Let’s add some more rows, for another database:
-- Add data for another database
INSERT INTO BackupLog (DatabaseName, BackupType, BackupStartTime, BackupSizeGB)
VALUES
('AnalyticsDB', 'Full', '2025-11-02 03:00:00', 89.2),
('AnalyticsDB', 'Differential', '2025-11-03 03:00:00', 12.5),
('AnalyticsDB', 'Full', '2025-11-09 03:00:00', 94.8);
Now for the query:
SELECT DatabaseName,
BackupType,
BackupStartTime,
DATEDIFF(hour,
LAG(BackupStartTime) OVER (PARTITION BY DatabaseName ORDER BY BackupStartTime),
BackupStartTime) AS HoursSincePreviousBackup
FROM BackupLog
ORDER BY DatabaseName, BackupStartTime;
Result:
DatabaseName BackupType BackupStartTime HoursSincePreviousBackup
------------ ------------ --------------- ------------------------
AnalyticsDB Full 2025-11-02 null
AnalyticsDB Differential 2025-11-03 24
AnalyticsDB Full 2025-11-09 144
ProductionDB Full 2025-11-01 null
ProductionDB Differential 2025-11-02 24
ProductionDB Differential 2025-11-03 24
ProductionDB Differential 2025-11-04 24
ProductionDB Full 2025-11-08 96
ProductionDB Differential 2025-11-09 24
ProductionDB Differential 2025-11-10 24
ProductionDB Full 2025-11-15 120
The PARTITION BY DatabaseName clause resets the LAG() function for each database, ensuring that the first backup of ProductionDB isn’t compared against the last backup of AnalyticsDB. Each database gets its own independent sequence.
Finding Anomalies
This pattern can be especially useful when you’re looking for unusual gaps.
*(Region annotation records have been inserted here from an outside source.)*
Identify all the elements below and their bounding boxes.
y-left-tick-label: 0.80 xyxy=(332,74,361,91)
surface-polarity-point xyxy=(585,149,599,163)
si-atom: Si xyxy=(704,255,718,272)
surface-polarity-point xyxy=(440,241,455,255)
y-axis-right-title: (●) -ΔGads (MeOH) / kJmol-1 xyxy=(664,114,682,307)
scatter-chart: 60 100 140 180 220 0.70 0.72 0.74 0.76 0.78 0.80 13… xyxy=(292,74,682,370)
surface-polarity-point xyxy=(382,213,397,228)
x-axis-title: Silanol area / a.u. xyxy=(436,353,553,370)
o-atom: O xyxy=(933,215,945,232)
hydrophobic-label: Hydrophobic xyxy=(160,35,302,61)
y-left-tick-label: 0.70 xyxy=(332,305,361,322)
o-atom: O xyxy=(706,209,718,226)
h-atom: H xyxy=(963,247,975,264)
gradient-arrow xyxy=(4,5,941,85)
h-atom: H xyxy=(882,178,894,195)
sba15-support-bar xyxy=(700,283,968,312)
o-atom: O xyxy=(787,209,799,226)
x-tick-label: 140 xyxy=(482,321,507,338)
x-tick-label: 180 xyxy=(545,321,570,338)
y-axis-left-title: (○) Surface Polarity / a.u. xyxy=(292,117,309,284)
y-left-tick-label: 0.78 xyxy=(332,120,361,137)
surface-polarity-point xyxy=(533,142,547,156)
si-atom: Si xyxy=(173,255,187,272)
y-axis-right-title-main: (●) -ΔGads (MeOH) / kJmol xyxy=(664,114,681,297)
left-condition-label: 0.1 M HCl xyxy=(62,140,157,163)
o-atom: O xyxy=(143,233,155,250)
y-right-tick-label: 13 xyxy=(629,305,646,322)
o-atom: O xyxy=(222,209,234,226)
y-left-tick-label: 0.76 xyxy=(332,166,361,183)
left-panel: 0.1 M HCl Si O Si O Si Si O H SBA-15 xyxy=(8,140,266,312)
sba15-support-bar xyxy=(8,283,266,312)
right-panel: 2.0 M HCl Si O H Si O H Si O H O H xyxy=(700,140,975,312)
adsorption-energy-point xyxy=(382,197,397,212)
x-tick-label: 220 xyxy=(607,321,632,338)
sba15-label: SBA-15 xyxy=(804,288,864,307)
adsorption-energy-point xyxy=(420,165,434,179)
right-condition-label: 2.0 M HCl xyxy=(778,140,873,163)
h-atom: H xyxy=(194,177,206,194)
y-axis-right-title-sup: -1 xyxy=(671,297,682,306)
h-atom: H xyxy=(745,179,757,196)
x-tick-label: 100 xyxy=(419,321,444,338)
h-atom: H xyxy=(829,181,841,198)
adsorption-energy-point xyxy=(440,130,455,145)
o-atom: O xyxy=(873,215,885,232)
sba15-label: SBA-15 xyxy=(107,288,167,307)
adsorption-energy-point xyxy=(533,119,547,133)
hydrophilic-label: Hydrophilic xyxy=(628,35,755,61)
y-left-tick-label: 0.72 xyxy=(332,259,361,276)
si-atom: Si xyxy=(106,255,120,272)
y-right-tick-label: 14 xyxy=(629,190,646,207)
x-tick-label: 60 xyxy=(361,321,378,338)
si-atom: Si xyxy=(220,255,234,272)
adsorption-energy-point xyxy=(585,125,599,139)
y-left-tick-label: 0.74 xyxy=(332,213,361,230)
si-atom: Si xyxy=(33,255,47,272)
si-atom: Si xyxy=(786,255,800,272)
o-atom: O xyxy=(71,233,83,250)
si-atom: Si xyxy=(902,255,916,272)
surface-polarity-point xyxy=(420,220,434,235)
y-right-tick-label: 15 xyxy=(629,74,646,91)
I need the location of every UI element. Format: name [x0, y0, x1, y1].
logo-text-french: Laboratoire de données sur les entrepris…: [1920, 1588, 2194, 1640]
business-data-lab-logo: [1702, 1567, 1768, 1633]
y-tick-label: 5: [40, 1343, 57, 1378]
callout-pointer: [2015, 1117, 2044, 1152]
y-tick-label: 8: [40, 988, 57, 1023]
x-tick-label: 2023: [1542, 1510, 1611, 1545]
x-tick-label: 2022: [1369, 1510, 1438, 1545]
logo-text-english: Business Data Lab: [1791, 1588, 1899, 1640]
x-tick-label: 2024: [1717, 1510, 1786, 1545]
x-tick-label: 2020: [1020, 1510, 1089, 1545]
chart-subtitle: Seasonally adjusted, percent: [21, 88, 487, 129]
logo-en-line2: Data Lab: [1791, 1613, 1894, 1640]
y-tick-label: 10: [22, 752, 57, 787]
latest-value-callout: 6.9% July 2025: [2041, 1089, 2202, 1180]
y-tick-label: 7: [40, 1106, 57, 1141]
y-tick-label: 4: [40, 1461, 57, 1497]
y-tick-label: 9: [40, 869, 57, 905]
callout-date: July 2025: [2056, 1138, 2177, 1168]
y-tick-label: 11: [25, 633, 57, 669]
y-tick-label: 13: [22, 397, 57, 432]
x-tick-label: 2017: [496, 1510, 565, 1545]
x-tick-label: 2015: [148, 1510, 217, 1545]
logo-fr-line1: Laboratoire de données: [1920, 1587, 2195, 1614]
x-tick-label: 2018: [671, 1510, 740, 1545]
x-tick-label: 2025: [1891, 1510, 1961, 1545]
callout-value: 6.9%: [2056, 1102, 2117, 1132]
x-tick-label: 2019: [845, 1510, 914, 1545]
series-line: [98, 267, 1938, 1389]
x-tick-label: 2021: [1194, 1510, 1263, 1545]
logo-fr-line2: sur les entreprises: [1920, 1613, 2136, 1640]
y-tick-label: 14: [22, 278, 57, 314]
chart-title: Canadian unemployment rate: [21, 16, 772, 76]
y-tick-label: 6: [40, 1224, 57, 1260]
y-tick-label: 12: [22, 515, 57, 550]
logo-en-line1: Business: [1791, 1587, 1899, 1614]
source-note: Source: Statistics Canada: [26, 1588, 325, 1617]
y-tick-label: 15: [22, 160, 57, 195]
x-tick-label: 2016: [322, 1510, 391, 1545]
You can wrap the query in a CTE() or subquery and filter for intervals that exceed your expected threshold:
WITH BackupIntervals AS (
SELECT DatabaseName,
BackupType,
BackupStartTime,
DATEDIFF(hour,
LAG(BackupStartTime) OVER (PARTITION BY DatabaseName ORDER BY BackupStartTime),
BackupStartTime) AS HoursSincePreviousBackup
FROM BackupLog
)
SELECT *
FROM BackupIntervals
WHERE HoursSincePreviousBackup > 48
OR HoursSincePreviousBackup IS NULL;
Result:
DatabaseName BackupType BackupStartTime HoursSincePreviousBackup
------------ ---------- --------------- ------------------------
AnalyticsDB Full 2025-11-02 null
AnalyticsDB Full 2025-11-09 144
ProductionDB Full 2025-11-01 null
ProductionDB Full 2025-11-08 96
ProductionDB Full 2025-11-15 120
This quickly identifies any backups that occurred more than 48 hours after the previous one (or where it’s NULL), which might indicate a missed backup window or system downtime.
Other Window Functions with DATEDIFF()
While LAG() is the most common pairing, you can also use LEAD() to calculate how long until the next event, or FIRST_VALUE() to compare every row against the first occurrence in a partition. The pattern is the same – the window function retrieves a date value, and DATEDIFF() calculates the difference. This approach eliminates the need for complex self-joins and keeps your queries clean and maintainable.